There is a dance between seeking ancestry and running from it. “A City on the Edge of Your Border” begins with the line “I wanted to be a cloud and forget my people” (26). In the poem just before it, the speaker says “My face is a border / made up of people born elsewhere” (24). In “Quiz: Find Your Face Shape, she continues, “my face is as wide as the shovel / of my ancestors who sold vegetables & / soldiered in the wars of the empires” (41). The quiz ends with this question: “how much / can we dent / the shape of our fate?” (42). We see the speaker grapple with what is inherited, “Whose lips? Whose nose? Whose poverty and sadness / in the gene?” (61), and also entertain chance: “By some miracle, some linked mitochondria, some ocean steamer, / I have been spit out here” (49).

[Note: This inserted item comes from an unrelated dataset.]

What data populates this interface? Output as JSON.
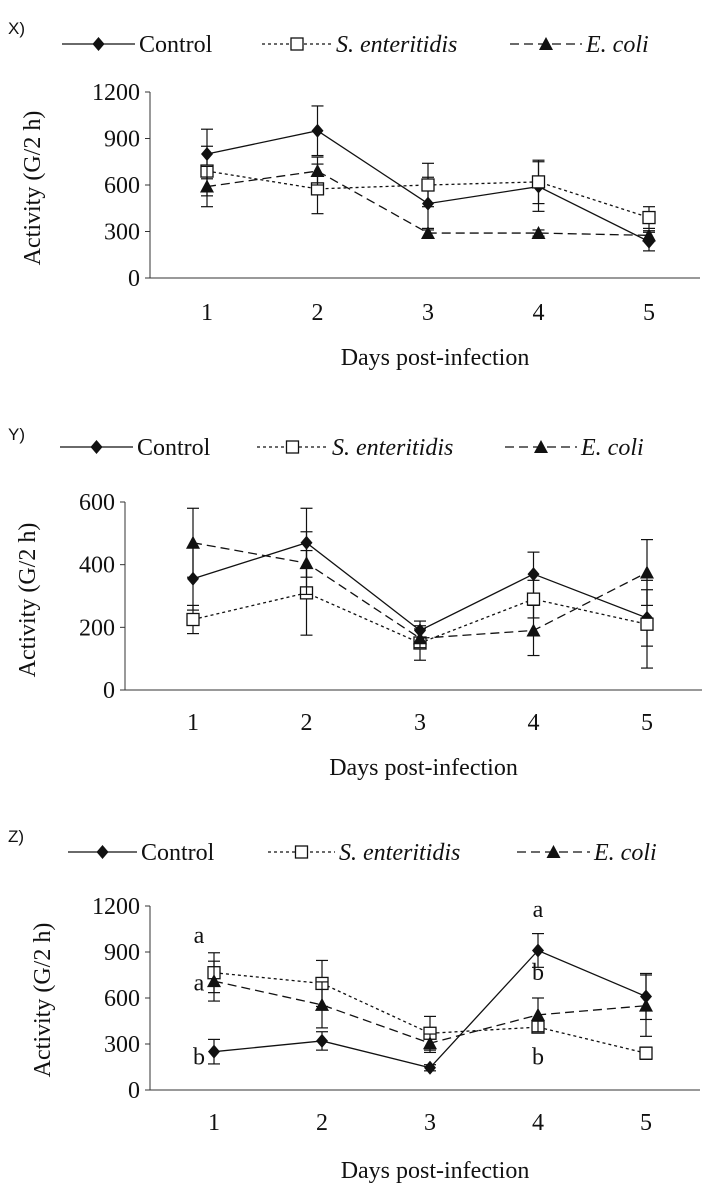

In a similar way, several poems fight against erasure, especially the erasure of women and mothers, who are “easily…erased” (49). And yet, the speaker admits she is complicit in the erasure: “confused by what’s been erased, I erase more” (71). It is this honesty that forms the heart of the collection, and that draws readers into their own questions of self-origin and self-acceptance.
Water Castle by Natalie Solmer
Kelsay Books, 2024, 100 pages, $23, paper
9781639806454
Katie Kalisz is a Professor in the English Department at Grand Rapids Community College. Quiet Woman, her first book, was a finalist for the 2018 Main Street Rag Poetry Book Award. She is the recipient of a 2023 Elizabeth George Foundation Grant, and her poems have been nominated for the Pushcart Prize and Best of the Net. Her second book, Flu Season, is forthcoming from Cornerstone Press. She lives in Michigan with her husband and their three children.